In the current experiment, we created PLD stimuli that retained the articulated structure and motion features of our already established walking and running digital models. We then examined how discrimination with these articulated PLD stimuli compared to the discrimination of full-figured stimuli and the discrimination of several important controls. One of these controls was a
scrambled condition, which had identically moving dots positioned randomly about the display. This control contains all of the same motion information but lacks the structural articulation, coordination, and coherence of the motion that promotes biological motion perception.
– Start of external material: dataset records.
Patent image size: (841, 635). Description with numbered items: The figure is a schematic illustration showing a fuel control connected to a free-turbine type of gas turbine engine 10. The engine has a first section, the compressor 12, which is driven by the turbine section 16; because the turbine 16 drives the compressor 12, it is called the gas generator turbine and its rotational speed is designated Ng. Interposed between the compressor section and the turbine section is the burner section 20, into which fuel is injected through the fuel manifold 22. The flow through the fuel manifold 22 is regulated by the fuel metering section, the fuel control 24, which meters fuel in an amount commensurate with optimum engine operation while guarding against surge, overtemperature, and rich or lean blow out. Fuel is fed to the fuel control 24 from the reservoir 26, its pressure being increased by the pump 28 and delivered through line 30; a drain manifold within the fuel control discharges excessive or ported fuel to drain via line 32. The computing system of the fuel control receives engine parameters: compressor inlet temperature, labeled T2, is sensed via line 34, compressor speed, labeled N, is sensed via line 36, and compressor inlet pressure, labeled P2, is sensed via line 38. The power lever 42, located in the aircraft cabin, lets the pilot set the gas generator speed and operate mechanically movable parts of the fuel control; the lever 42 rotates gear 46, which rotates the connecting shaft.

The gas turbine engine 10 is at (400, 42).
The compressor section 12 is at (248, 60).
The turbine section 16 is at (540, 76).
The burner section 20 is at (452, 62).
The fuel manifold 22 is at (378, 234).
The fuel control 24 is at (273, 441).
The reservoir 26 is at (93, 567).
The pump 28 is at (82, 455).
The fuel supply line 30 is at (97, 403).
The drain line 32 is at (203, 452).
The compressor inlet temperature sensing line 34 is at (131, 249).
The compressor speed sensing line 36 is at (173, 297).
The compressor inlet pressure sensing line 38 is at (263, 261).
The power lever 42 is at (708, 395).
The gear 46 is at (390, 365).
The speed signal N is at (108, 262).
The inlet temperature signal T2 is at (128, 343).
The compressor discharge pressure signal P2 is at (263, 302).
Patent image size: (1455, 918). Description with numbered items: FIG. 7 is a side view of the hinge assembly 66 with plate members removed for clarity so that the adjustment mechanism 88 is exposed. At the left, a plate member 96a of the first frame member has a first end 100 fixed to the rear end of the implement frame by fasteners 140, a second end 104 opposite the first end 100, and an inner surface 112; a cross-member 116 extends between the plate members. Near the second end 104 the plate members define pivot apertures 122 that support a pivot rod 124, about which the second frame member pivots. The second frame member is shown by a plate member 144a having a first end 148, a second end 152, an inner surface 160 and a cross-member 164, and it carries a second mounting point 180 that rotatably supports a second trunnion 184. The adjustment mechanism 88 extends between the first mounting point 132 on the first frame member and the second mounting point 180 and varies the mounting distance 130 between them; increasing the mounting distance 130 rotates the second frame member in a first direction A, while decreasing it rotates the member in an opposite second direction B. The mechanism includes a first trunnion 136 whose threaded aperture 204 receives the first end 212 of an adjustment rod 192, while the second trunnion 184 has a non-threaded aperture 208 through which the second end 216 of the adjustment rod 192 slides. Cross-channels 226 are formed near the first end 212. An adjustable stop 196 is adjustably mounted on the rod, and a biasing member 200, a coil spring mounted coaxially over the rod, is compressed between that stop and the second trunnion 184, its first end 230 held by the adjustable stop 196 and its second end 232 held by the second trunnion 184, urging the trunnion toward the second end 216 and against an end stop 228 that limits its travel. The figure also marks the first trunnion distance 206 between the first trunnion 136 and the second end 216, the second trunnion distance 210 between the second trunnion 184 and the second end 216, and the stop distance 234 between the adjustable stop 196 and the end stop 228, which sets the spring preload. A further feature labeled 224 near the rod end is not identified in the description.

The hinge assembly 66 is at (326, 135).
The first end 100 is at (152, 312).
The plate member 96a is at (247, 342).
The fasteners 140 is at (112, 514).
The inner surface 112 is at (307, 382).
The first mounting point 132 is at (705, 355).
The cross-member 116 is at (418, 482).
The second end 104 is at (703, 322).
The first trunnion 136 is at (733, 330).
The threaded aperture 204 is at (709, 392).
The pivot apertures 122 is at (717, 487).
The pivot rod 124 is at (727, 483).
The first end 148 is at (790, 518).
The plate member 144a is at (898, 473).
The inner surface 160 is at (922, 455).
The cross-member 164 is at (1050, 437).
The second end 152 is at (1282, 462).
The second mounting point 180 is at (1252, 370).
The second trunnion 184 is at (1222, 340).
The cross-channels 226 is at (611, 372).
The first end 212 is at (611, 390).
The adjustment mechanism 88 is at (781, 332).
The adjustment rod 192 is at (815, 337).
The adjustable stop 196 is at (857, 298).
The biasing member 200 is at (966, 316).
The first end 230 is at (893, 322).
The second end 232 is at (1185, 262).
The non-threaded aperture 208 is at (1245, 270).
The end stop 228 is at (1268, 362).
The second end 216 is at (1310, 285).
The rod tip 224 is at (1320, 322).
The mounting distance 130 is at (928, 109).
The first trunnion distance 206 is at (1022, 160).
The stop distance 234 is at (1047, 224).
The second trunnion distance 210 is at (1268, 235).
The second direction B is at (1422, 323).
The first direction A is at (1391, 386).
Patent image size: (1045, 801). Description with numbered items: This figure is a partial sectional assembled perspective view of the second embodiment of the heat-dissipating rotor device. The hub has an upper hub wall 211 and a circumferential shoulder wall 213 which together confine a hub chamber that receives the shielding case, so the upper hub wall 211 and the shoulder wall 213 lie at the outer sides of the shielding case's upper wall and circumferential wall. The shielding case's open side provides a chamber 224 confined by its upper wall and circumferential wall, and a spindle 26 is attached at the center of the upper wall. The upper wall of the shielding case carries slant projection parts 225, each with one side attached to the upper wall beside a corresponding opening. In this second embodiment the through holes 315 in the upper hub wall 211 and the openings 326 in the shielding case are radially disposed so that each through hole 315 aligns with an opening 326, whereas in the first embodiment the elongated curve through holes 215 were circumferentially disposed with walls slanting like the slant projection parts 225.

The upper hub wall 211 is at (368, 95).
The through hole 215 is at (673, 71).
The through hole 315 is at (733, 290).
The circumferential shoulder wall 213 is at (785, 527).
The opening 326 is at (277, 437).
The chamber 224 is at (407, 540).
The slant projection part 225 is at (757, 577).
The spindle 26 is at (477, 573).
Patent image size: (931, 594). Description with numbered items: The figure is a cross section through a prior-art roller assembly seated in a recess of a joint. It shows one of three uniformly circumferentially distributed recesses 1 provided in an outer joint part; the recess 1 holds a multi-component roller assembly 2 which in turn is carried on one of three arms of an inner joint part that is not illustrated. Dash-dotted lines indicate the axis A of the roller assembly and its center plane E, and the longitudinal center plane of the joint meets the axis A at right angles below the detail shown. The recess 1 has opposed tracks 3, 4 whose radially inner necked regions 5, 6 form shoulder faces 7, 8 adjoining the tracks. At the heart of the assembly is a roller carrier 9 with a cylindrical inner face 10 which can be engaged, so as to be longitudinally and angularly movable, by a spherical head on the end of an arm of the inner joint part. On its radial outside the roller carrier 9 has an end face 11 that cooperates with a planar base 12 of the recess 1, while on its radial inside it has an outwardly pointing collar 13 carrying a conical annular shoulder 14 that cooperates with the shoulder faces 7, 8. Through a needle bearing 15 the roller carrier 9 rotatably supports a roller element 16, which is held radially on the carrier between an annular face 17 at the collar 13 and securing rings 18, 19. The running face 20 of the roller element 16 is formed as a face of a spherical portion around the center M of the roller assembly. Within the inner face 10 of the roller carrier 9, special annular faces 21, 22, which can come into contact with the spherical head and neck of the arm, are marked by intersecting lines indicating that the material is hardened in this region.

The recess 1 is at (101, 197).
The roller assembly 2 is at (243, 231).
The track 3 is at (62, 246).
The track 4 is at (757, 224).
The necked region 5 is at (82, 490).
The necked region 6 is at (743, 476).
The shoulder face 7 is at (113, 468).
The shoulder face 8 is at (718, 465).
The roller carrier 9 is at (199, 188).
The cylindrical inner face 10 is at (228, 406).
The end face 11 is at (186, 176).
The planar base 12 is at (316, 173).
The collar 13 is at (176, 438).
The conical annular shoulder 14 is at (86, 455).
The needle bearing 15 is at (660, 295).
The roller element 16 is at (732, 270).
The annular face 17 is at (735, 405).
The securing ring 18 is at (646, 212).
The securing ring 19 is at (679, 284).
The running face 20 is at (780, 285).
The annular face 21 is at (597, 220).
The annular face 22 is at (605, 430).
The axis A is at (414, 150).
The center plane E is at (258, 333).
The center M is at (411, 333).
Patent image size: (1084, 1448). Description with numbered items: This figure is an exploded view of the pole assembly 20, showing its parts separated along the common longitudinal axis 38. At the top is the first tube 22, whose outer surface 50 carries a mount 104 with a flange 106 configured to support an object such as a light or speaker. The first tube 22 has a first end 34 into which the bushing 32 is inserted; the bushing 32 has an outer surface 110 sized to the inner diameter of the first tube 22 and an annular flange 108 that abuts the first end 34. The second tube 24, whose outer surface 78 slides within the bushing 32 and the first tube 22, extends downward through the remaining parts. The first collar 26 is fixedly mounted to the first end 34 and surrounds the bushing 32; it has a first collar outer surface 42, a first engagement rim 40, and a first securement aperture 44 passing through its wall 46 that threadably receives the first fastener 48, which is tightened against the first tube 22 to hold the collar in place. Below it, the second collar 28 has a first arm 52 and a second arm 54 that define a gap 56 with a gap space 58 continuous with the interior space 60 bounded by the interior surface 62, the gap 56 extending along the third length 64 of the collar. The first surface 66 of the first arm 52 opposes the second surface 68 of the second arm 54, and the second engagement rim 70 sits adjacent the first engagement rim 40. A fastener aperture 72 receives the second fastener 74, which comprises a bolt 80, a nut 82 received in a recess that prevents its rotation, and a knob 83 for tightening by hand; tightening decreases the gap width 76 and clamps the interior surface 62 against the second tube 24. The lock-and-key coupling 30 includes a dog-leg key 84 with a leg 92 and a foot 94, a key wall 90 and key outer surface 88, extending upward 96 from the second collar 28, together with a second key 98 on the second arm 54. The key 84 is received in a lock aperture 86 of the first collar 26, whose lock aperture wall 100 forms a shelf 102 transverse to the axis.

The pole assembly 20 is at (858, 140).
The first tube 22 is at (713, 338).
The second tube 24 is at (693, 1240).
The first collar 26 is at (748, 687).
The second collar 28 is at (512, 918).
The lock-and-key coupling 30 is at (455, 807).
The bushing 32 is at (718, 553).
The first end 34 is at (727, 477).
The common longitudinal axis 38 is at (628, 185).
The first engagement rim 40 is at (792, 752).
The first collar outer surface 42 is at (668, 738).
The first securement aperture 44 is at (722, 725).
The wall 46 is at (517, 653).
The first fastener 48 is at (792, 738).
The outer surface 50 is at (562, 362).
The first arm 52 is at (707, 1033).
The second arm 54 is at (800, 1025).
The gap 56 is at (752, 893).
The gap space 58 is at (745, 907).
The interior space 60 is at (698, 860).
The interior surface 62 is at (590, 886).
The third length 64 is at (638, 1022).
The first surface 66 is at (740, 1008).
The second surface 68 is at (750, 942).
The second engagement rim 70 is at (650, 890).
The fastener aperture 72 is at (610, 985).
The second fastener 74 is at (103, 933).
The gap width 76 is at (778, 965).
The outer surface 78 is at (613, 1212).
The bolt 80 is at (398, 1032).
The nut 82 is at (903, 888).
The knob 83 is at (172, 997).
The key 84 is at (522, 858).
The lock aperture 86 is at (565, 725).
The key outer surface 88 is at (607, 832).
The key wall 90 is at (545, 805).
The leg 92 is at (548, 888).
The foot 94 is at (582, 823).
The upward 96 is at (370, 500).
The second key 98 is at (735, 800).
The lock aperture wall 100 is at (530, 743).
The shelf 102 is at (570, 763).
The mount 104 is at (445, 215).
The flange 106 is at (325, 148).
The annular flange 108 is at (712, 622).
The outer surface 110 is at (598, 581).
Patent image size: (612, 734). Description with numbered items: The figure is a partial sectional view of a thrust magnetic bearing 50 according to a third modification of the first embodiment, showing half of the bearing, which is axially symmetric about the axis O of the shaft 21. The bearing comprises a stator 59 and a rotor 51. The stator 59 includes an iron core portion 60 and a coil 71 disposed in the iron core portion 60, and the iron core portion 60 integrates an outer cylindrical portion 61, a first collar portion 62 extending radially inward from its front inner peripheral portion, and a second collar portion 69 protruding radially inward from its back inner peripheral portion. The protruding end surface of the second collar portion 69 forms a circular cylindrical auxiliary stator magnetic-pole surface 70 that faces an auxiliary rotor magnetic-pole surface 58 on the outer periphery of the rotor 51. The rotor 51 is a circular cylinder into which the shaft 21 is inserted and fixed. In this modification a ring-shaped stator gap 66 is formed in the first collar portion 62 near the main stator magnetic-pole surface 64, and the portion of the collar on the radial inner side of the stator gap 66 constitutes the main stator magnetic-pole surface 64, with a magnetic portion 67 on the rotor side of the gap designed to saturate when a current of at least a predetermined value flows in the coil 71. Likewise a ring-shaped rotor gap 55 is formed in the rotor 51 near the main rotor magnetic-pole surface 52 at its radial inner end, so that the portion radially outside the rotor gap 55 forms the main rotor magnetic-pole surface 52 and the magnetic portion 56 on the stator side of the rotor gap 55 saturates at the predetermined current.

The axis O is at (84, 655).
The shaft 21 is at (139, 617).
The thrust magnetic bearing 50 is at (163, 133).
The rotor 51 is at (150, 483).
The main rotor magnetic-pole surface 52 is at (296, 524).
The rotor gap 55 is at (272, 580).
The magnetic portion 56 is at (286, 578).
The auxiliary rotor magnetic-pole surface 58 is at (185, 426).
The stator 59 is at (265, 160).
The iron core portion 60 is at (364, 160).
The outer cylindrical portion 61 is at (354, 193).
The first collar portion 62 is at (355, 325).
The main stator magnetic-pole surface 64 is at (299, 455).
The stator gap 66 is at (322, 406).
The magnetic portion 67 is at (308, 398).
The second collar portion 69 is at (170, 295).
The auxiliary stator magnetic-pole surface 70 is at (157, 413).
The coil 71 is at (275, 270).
The second was an
inversion condition in which the dot pattern was inverted, resulting in the “legs” of the PLD model pointing up and the “head” and “torso” positioned toward the bottom. This control provides the same coordinated articulation and periodic timing but disrupts location-specific motion features (e.g., as in Blake & Shiffrar,
2007; Troje & Aust,
2013). Typically, this control has been interpreted as disrupting global processing, but recent research shows that this arguably global manipulation affects the weight given to local motion cues during PLD displays (Hirai et al.,
2011). Thus, if inversion disrupts otherwise capable PLD discrimination, it would need to be determined if the disruption resulted from an interaction of local and global properties. Last, we tested a
randomized frame condition, in which all of the same frames were presented as in the normally articulated PLD stimulus but in a random sequence. This condition disrupts motion-based cuing while retaining the same static frames during presentation (Asen & Cook,
2012; Cook & Roberts,
2007; Koban & Cook,
2009). Any discrimination of this condition suggests that the coherent pattern of motion and the form features are irrelevant and that some static cue, such as the presence of the figure in a certain region of the display, can be sufficient for discrimination (Cook & Roberts,
2007).
Experiment 1 consisted of two different tests of these PLD stimuli with the pigeons. Any greater degree of transfer from the ongoing fully figured locomotion discrimination to the normally articulated PLD stimuli relative to the different controls would be consistent with the hypothesis that the pigeons see the biological motion in these displays like humans do.